İzmirli olmaktan öte Bucalısın. Buca, öykülere dönüşecek mi?
Öykülerimin başlangıcında Nermin’in evini kurgularken çocukluğumdan beri kenarından köşesinden geçtiğim Dayko yokuşunun ara sokaklarında bir adresten yola çıktım. Tepecik ile Buca arasında, şimdi pek çok evin kentsel dönüşümle yıkıldığı bir çıkmaz sokakta yaşıyordu Nermin. Sokağın ayrıntılarını epeyce seyrettim. Kapı numaraları, kulübeye dönüşmüş gecekondu gerçekten orada hala duruyor. Öykülerin kahramanları gerçek değil ama evleri gerçek. Bu yüzden “Kaktüs” de bir Buca hikayesi.

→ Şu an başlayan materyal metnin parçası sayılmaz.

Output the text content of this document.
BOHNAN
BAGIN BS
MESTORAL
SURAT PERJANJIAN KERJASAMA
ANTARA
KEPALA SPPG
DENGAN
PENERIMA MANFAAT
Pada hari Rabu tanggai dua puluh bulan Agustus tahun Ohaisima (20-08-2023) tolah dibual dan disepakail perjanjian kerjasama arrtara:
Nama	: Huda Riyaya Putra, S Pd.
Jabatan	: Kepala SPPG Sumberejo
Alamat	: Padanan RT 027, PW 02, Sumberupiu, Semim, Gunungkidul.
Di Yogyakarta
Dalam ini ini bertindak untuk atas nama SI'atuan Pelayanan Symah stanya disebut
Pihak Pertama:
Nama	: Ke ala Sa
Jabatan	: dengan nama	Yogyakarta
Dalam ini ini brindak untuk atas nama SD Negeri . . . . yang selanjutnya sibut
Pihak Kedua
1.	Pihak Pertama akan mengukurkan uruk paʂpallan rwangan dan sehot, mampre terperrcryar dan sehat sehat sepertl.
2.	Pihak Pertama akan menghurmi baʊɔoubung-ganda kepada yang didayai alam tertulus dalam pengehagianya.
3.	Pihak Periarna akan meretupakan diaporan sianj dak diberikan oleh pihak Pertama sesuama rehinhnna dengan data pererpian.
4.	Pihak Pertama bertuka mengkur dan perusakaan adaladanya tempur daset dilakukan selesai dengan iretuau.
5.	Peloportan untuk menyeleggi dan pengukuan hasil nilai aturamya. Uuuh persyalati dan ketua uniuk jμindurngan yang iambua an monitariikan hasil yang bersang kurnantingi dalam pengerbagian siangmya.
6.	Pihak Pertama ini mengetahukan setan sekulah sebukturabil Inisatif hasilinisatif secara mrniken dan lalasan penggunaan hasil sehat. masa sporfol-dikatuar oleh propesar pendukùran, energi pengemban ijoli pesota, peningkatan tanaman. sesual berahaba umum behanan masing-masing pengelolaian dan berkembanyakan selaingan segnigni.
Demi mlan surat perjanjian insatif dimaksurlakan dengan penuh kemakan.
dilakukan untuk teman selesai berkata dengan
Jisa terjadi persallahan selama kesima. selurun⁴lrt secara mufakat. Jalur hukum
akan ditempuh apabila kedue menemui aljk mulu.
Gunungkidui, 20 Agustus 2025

Yeni çalışmalar edebiyatın hangi alanında olacak?
Öykü yazmaya hep devam etmek istiyorum. Cesaretimi toplayıp bir roman üzerine çalışmak da planlarımın arasında var. Şiir her daim başucumda olsun, okuyayım, arada karalayayım. Ama öykü benden hiç uzak durmasın.
Kaktüs / Esra Özdağ / Pikaresk Yayınevi / 68 s.